Alessandro ha vinto Sanremo.
Sì, Alessandro lo ha vinto davvero, Sanremo. È arrivato primo, e non Ultimo.
Nessuno se ne è accorto, a dirla tutta, che Alessandro ha vinto Sanremo edizione 2019. Forse perché quel nome è troppo normale? A dire il vero, allora e anche oggi, l’Italia delle canzonette non ha avuto problemi ad ascoltare buona musica cantata da nomi “normali”. Normali per un’Italia che, anche nei nomi, normale non lo è mai stata. Mina, Milva, Ornella, Nilla, Dalida (ah, era egiziana, dimenticavo, italiana d’Egitto, egiziana al 100%). Paola (Turci), Giorgia, Loredana (Bertè), Mia (Martini, alias Domenica Bertè).
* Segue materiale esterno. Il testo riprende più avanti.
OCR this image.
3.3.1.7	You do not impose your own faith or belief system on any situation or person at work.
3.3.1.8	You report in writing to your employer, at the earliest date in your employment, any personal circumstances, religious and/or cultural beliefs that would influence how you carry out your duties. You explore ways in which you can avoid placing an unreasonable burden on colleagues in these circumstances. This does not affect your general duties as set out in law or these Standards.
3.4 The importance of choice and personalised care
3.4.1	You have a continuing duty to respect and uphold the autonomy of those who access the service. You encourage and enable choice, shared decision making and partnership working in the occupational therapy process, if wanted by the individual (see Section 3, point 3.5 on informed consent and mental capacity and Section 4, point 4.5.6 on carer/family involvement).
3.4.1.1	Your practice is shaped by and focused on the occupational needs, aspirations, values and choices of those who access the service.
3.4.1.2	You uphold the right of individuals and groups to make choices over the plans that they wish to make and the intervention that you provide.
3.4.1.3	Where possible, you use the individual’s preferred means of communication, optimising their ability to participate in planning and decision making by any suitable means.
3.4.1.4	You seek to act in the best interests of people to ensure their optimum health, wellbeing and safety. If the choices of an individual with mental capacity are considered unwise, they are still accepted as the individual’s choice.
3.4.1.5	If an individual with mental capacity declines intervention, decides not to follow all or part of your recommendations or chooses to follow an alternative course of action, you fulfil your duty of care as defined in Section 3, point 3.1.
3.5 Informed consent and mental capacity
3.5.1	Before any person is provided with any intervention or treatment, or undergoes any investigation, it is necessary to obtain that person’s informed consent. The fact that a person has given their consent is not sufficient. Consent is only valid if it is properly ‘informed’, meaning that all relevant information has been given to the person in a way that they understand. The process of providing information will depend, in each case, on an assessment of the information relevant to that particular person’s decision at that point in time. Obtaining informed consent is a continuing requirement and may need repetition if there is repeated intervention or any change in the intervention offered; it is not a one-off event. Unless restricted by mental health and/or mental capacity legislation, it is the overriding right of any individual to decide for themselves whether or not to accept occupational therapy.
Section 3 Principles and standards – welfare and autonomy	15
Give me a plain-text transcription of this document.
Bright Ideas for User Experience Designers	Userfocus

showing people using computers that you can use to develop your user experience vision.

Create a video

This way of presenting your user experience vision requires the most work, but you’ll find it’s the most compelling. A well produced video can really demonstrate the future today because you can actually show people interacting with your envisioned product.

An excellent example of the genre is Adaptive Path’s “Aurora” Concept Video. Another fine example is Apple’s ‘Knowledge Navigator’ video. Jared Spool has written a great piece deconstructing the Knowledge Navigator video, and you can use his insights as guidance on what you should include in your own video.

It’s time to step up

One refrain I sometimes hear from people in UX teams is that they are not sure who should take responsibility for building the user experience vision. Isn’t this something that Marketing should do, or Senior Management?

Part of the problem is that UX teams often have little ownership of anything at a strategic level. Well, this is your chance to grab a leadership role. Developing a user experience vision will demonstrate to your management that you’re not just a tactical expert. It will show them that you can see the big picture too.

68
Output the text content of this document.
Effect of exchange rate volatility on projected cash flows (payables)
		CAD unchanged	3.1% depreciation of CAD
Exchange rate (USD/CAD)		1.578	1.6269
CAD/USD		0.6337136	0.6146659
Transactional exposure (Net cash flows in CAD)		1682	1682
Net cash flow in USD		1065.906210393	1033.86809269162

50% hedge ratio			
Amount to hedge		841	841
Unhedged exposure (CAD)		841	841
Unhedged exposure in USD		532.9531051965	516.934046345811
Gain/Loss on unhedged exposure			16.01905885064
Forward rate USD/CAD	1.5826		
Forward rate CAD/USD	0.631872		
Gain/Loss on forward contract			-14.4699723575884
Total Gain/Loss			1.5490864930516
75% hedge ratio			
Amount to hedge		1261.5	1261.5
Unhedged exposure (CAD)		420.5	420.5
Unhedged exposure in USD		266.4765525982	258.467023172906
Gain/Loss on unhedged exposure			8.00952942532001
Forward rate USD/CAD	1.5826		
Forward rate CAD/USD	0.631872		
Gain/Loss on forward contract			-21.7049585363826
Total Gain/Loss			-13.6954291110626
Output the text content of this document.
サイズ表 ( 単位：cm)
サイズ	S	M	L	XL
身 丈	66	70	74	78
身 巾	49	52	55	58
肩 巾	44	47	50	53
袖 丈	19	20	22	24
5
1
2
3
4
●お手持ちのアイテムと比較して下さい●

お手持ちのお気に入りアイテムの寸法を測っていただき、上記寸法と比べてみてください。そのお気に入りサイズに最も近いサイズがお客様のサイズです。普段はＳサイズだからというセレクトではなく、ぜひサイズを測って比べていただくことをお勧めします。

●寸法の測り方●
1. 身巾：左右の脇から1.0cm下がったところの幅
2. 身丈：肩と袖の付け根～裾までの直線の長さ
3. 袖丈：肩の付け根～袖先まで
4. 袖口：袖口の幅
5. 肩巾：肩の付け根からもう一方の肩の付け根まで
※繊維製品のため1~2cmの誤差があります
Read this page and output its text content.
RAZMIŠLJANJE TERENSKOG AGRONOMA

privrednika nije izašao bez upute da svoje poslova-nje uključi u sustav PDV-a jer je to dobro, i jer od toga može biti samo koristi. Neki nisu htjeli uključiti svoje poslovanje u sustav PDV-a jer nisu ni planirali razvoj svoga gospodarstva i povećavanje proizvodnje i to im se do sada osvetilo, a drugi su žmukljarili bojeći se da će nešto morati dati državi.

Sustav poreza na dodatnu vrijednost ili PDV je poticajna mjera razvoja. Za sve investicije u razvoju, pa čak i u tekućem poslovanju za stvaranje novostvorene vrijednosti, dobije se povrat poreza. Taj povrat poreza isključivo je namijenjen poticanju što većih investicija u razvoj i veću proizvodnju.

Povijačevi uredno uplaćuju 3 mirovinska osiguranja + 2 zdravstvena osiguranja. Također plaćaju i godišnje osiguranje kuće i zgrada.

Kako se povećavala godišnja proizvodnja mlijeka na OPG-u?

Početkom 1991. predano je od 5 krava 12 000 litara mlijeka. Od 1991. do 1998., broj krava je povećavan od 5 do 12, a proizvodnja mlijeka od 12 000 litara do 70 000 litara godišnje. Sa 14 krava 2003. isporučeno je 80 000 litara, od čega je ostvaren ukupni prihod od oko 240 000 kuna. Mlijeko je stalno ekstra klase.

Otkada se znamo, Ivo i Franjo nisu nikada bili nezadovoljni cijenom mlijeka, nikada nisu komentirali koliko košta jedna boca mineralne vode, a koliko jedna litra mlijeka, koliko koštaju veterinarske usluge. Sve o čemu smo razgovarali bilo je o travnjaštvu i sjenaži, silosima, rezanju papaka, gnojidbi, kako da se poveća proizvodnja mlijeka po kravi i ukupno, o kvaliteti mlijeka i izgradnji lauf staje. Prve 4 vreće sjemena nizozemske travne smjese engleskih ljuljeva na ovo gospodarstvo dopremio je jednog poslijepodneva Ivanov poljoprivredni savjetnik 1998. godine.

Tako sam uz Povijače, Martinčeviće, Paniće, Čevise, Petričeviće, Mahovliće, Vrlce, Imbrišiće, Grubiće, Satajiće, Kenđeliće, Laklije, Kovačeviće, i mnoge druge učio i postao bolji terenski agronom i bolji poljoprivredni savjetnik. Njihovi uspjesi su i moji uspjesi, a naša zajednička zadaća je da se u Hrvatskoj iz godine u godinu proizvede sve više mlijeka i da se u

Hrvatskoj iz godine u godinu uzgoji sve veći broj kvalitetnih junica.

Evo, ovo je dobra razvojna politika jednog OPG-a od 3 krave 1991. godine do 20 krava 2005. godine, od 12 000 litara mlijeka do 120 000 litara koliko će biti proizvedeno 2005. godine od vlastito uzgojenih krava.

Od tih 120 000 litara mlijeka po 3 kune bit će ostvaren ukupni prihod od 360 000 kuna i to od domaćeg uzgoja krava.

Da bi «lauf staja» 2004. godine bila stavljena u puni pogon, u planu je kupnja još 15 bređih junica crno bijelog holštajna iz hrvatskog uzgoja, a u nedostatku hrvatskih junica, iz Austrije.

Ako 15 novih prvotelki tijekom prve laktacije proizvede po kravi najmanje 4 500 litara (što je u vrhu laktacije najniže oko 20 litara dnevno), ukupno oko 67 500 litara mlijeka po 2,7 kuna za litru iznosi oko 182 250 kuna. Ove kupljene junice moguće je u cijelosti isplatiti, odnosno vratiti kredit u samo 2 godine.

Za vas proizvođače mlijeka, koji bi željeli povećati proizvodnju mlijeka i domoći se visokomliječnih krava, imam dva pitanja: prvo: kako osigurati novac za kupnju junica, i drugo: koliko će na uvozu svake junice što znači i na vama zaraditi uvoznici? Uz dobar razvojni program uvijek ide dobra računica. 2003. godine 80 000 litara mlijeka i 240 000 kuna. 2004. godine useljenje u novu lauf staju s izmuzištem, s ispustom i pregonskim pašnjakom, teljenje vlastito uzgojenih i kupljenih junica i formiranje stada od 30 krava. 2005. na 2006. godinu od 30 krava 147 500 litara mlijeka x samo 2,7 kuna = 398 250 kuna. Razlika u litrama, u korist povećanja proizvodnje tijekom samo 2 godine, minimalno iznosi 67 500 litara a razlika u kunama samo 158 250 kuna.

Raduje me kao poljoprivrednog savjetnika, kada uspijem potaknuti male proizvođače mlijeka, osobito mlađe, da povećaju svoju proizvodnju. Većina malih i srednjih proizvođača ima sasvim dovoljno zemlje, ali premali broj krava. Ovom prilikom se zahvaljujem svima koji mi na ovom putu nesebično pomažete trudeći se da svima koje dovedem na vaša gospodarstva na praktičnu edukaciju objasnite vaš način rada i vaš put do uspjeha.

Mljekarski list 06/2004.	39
Potrei parlare allo stesso modo degli uomini, dei cantanti, dei nomi dei cantanti. Anche dei nomi dei cantanti che quest’anno hanno invaso come una truppa compatta (e senza vergogna alcuna) il palcoscenico dell’Ariston. E invece parlo delle donne che cantano, dei miti, quelli che Renga (Francesco) l’altra notte si è dimenticato, in un momento di amnesia. Donne dai nomi normali, quasi. Voci insuperabili, molte. Tanto che quei nomi sono decisivi, per il nostro piccolo olimpo musicale. Sono nomi talmente importanti che, come tutti i miti, fanno spesso parte di noi quando i corpi sono assenti dalle scene. Il mito per eccellenza, Mina, non avrebbe neanche bisogno di essere nominato.
Così, Alessandro, il nome così normale e diffuso e popolare, ha vinto Sanremo. Ma Alessandro ha scelto per sé – cantante – un altro nome. Un nome che immagino difficile. Un nome che significa appartenenza, perché è un cognome. E allo stesso tempo significa abbandono, come si è capito dalle interviste, dallo stesso testo della canzone con cui Alessandro ha vinto (e meritatamente!) Sanremo, dai ringraziamenti. Pochi “grazie” detti di fretta e dunque ancor più profondi: alla madre, per esempio. E non al padre.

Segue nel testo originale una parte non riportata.